Müller fait valoir, entre autres, qu’il existe désormais des preuves que la dangerosité du cannabis doit être évaluée différemment qu’auparavant : “L’expression la plus claire et la plus à jour de la réévaluation de la dangerosité du cannabis se trouve dans le Comité d’experts de l’OMS qui  a publié en 2018 un rapport critique sur la classification actuelle du cannabis.”

Müller fait également référence à “l’hypothèse générale selon laquelle la consommation de cannabis entraîne une détérioration de la santé mentale” qui ne peut être démontrée.

“Bien qu’il puisse être démontré que les personnes les plus problématiques consomment particulièrement fréquemment, il n’est pas possible de trouver des preuves d’un effet nocif du cannabis”, indique le rapport du juge. “En outre, il convient de noter que “compte tenu des millions de consommateurs, relativement peu vont en ambulatoire ou sont hospitalisés en raison d’un diagnostic lié au cannabis”.

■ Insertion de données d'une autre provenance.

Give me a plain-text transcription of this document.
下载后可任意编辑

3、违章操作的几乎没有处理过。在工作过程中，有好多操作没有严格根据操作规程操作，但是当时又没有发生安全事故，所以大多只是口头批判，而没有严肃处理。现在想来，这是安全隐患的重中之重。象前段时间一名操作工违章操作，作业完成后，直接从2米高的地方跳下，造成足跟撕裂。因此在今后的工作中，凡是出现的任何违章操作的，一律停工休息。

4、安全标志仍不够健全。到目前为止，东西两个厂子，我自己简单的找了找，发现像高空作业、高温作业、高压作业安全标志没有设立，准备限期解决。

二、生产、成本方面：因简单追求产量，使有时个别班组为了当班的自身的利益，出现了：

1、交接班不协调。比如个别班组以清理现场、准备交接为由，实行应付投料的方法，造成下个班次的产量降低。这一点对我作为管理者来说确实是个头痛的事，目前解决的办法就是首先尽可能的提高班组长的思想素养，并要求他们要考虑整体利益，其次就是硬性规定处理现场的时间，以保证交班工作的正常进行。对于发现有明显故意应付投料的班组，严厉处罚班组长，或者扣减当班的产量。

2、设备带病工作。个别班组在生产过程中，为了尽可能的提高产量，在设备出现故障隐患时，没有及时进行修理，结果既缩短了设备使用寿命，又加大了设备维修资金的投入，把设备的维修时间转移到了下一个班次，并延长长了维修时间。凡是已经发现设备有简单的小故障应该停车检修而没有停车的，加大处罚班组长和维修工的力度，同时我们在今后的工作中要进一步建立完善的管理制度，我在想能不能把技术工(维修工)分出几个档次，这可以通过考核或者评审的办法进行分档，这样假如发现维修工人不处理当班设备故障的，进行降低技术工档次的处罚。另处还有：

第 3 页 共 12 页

Selon le juge de Bernau, l’incrimination d’environ quatre millions de consommateurs de cannabis en Allemagne viole non seulement un grand nombre des droits fondamentaux des personnes concernées, tels que le “droit à l’intoxication” conformément à l’article 2, paragraphe 1, de la Grundgesetz. Elle entraînerait également “des coûts immenses pour l’État et la société pour le caractère disproportionné des sanctions pénales”. Sur plusieurs pages, Müller se consacre à la relation entre le cannabis et l’alcool sous l’aspect de l’égalité fondamentale (article 3 de la Grundgesetzf), avec une conclusion : “Le traitement différent du cannabis de l’alcool doit être considéré comme très arbitraire.”

La seule possibilité de dépénalisation du cannabis repose aujourd’hui sur le BVerfG. Aucune libéralisation ne peut être attendue du gouvernement fédéral actuel, la commissaire fédérale aux drogues ayant récemment rejeté toute volonté de légalisation.